To lose a family
A Special feature on the past , present and future of Petite Savanne
Imagine standing with your brother one moment and the next second a mountain comes tumbling down on him. No last words; no final good-bye— nothing.
You run to tell your parents what had happened, only to discover that they too are dead. Their house, which you knew like the back of your hand, is crushed like cardboard by earth and rubble.
Next, you find out that relatives and neighbours you have known all your life are dead. Houses that formed part of the landscape are reduced to rubble; some are completely buried, as if they were never there.
This apocalyptic scene is not a part of someone's vivid imagination. It's not a Hollywood movie plot, nor is it a bad dream.
It happened at Petite Savanne on August 27, 2015 and has been etched into Fabian Fontaine's memory for evermore.
Still, Fabian is calm as he relates his story.
He woke up at about 6:00am that day and it was raining heavily; big, fat raindrops.
He recalls having a bad feeling about the weather and he left to go to his parents' home nearby.
His 63-year-old parents, Victor and Cecelia Fontaine, his sister and her four-year-old son all lived together on the same plot of land.
"When I went there I actually saw at the back of the house a lot of dirt, like a little slide. The windows, [my mother] had to send it down or the dirt would come inside and flood the place.
"At the back of my sister's home was the same thing. I told [my mother] to leave and she was [leaving to go] to my brother's house."
Fabian knew his brother Alex Fontaine had worked the night shift at the Dominica Essential Oils and Spices Cooperative (DEOSC) distillery some distance away.
He wanted to ensure that he was okay and to tell him to go and check on his girlfriend and their nine-month-old baby.
But his brother had already left the distillery, and just in time too because the water in the river was rising rapidly and had already covered the bridge, making it impassible.
Fabian eventually found his brother taking shelter from the rain in another resident's cellar.
Fabian, Alex, their uncle and six other men looked on for a while as the river roared by, the powerful currents tossing huge trees like they were toys.
The river had transformed completely, bearing no resemblance to the gently flowing waterway Fabian had played in as a boy.
As they watched the river swell, the group suddenly heard a loud explosion.
"Suddenly, I heard a big noise…like a bomb…" A landslide had engulfed the Dominica Essential Oils and Spices distillery and the boiler had exploded.

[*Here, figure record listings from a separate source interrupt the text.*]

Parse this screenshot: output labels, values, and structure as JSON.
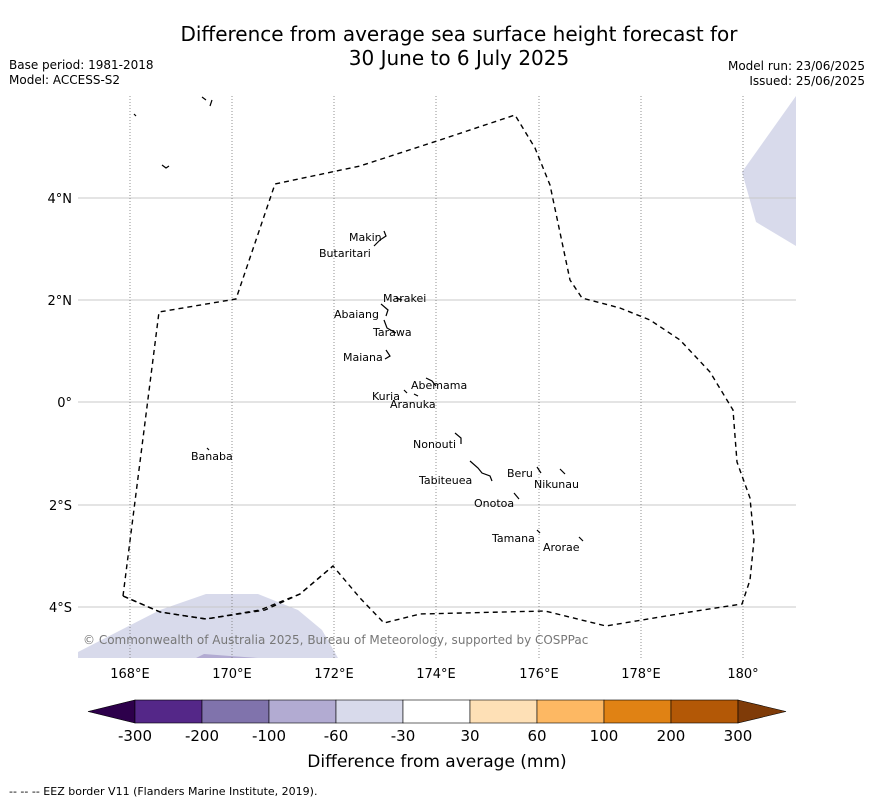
{
  "title_line1": "Difference from average sea surface height forecast for",
  "title_line2": "30 June to 6 July 2025",
  "meta_left": {
    "base_period": "Base period: 1981-2018",
    "model": "Model: ACCESS-S2"
  },
  "meta_right": {
    "model_run": "Model run: 23/06/2025",
    "issued": "Issued: 25/06/2025"
  },
  "map": {
    "lon_ticks": [
      "168°E",
      "170°E",
      "172°E",
      "174°E",
      "176°E",
      "178°E",
      "180°"
    ],
    "lat_ticks": [
      "4°N",
      "2°N",
      "0°",
      "2°S",
      "4°S"
    ],
    "copyright": "© Commonwealth of Australia 2025, Bureau of Meteorology, supported by COSPPac",
    "islands": [
      {
        "name": "Makin"
      },
      {
        "name": "Butaritari"
      },
      {
        "name": "Marakei"
      },
      {
        "name": "Abaiang"
      },
      {
        "name": "Tarawa"
      },
      {
        "name": "Maiana"
      },
      {
        "name": "Abemama"
      },
      {
        "name": "Kuria"
      },
      {
        "name": "Aranuka"
      },
      {
        "name": "Nonouti"
      },
      {
        "name": "Banaba"
      },
      {
        "name": "Tabiteuea"
      },
      {
        "name": "Beru"
      },
      {
        "name": "Nikunau"
      },
      {
        "name": "Onotoa"
      },
      {
        "name": "Tamana"
      },
      {
        "name": "Arorae"
      }
    ]
  },
  "colorbar": {
    "label": "Difference from average (mm)",
    "ticks": [
      "-300",
      "-200",
      "-100",
      "-60",
      "-30",
      "30",
      "60",
      "100",
      "200",
      "300"
    ],
    "colors": [
      "#2d004b",
      "#542788",
      "#8073ac",
      "#b2abd2",
      "#d8daeb",
      "#ffffff",
      "#fee0b6",
      "#fdb863",
      "#e08214",
      "#b35806",
      "#7f3b08"
    ]
  },
  "footer": "-- -- -- EEZ border V11 (Flanders Marine Institute, 2019)."
}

Within seconds, everyone was covered with debris. "I thought it was the last day of my life…" Fabian said.
Covered in thick muck from head to toe, Fontaine found himself being propelled in a slurry of earth, rocks and debris mixed with water from the river, which had now overflowed its banks.
Fabian prayed as he continued to tumble.
"While I was praying I could hear the water …washing the mud away from me…."
Fabian managed to grab a root and pull himself out of the mud. He was battered and bruised —but alive!
Two cousins rushed to his assistance and took him to their home where they threw water on him to wash away some of the mud. "After a few minutes, I saw my uncle coming. But then I did not see the rest of the guys. All of them had perished," Fabian said.
"Then I was running home to tell my mother what happened…on my way home, I did not see my home. My aunty's home, I did not see. My brother Alex that passed away, his home was crushed as well. The whole place was devastated."
"And all what you can see in Petite Savanne…no matter where you put your eyes, it's slides.
"I was shouting, screaming….everything was strange…first time I was facing those things in my life.
"I thought my mother and father would get old and I would take care of them, but they just left me…" he said.
Fabian ran to a neighbor's house where he found his sister with her son and another brother Cyrus who was badly injured.
He found that his parents and brother had already died, and his brother's adopted daughter as well, along with an aunt and her husband, four first cousins, two uncles and an uncle's wife.
There was no cell phone service at first, but someone was eventually able to phone for help, which arrived shortly after.
Three days later, Fabian was out of the village. But not before he had helped to bury four bodies found in the aftermath.
He buried his first cousin and third cousin— Simon Laurent and Raphael Darroux, his aunt's husband— Jonathan Antoine and 17-year-old Gavin Baron.
"They found a body…I was not there to identify and they say she looked like my first cousin…" he said.
His sister told him that after Fabian had left that morning, she was forced to flee the house with her child.